Question

Angles of elevation of the top of a tower from three points (collinear) A, B and C on a road leading to the foot of the tower are 30\(^{\circ}\), 45\(^{\circ}\) and 60\(^{\circ}\) respectively. The ratio of AB and BC is

• A. \( \sqrt{3}:1 \)
• B. \( \sqrt{3}:2 \)
• C. 1:2
• D. \( 2:\sqrt{3} \)

Hint:

In height and distance problems, it's often easier to work with `cot` instead of `tan`. The distances from the base are `h cot(30)`, `h cot(45)`, and `h cot(60)`, which are `h√3`, `h`, and `h/√3`. The differences `AB` and `BC` and their ratio can then be quickly calculated.

Answer 1

The Correct Option is A

Let the height of the tower be \( h \), and let the foot of the tower be O. The points A, B, C are on a line leading to O. Let the distances of A, B, and C from the foot of the tower be \( OA, OB, OC \). From the angles of elevation, we have: \[\begin{array}{rl} \bullet & \text{From point A (angle 30\(^{\circ}\)): \( \tan(30^{\circ}) = \frac{h}{OA} \Rightarrow OA = \frac{h}{\tan(30^{\circ})} = h\sqrt{3} \)} \\ \bullet & \text{From point B (angle 45\(^{\circ}\)): \( \tan(45^{\circ}) = \frac{h}{OB} \Rightarrow OB = \frac{h}{\tan(45^{\circ})} = h \)} \\ \bullet & \text{From point C (angle 60\(^{\circ}\)): \( \tan(60^{\circ}) = \frac{h}{OC} \Rightarrow OC = \frac{h}{\tan(60^{\circ})} = \frac{h}{\sqrt{3}} \)} \\ \end{array}\] Since the angles of elevation are increasing (30, 45, 60), the points are getting closer to the tower.
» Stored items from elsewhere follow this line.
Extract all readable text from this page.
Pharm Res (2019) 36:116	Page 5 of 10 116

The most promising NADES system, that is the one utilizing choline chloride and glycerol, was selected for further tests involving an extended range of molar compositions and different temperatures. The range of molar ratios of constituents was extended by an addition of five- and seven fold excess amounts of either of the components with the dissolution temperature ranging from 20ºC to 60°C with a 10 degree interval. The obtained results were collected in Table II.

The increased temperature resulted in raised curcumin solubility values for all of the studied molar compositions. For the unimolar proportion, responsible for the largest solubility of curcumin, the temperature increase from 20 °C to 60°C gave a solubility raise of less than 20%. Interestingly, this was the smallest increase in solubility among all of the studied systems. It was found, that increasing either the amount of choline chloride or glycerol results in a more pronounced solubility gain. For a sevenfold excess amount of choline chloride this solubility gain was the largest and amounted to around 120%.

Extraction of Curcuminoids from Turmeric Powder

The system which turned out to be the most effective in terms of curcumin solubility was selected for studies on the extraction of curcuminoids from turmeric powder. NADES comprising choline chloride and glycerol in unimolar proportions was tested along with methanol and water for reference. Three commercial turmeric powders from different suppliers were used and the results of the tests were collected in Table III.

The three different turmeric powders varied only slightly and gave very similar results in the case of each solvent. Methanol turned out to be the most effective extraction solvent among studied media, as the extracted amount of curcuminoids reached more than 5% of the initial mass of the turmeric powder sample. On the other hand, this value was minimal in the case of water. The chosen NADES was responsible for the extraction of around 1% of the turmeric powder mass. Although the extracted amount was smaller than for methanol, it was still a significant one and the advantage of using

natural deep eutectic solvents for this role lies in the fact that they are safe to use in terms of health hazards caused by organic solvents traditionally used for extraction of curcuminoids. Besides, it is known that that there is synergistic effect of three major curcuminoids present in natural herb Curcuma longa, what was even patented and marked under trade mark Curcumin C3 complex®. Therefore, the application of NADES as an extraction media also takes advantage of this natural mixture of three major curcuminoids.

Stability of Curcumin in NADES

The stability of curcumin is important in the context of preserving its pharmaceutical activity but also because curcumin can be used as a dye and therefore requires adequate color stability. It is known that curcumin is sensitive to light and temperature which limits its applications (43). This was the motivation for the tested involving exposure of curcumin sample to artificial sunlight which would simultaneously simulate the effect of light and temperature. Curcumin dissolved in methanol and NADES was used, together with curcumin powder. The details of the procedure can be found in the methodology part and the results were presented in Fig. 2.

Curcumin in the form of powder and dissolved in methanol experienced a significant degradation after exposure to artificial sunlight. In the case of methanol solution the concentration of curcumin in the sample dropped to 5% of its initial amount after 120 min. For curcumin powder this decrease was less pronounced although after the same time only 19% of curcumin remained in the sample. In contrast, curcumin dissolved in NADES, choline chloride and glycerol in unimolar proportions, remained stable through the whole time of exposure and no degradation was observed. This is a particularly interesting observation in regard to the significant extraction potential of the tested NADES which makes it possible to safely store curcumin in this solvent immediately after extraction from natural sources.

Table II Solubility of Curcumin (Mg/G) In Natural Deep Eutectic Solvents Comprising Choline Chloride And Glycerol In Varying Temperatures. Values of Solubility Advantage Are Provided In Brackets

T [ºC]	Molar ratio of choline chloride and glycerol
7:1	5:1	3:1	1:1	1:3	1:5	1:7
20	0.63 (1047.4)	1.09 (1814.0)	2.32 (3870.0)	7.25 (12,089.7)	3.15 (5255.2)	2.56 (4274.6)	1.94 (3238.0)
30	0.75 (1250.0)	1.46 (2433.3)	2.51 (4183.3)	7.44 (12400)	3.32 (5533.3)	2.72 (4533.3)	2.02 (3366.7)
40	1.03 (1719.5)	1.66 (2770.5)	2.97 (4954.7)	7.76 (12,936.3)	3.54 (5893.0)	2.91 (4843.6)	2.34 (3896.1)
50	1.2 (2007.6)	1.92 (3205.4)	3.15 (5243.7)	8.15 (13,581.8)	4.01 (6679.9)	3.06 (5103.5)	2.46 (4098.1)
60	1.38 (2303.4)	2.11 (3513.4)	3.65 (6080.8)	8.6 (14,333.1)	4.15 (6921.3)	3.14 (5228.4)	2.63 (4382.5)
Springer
So the order is A, B, C, O. The distances between the points are: \[ AB = OA - OB = h\sqrt{3} - h = h(\sqrt{3} - 1) \] \[ BC = OB - OC = h - \frac{h}{\sqrt{3}} = h\left(1 - \frac{1}{\sqrt{3}}\right) = h\left(\frac{\sqrt{3} - 1}{\sqrt{3}}\right) \] Now we find the ratio of AB to BC: \[ \frac{AB}{BC} = \frac{h(\sqrt{3} - 1)}{h\left(\frac{\sqrt{3} - 1}{\sqrt{3}}\right)} \] \[ \frac{AB}{BC} = \frac{1}{1/\sqrt{3}} = \sqrt{3} \] So, the ratio \( AB:BC \) is \( \sqrt{3}:1 \).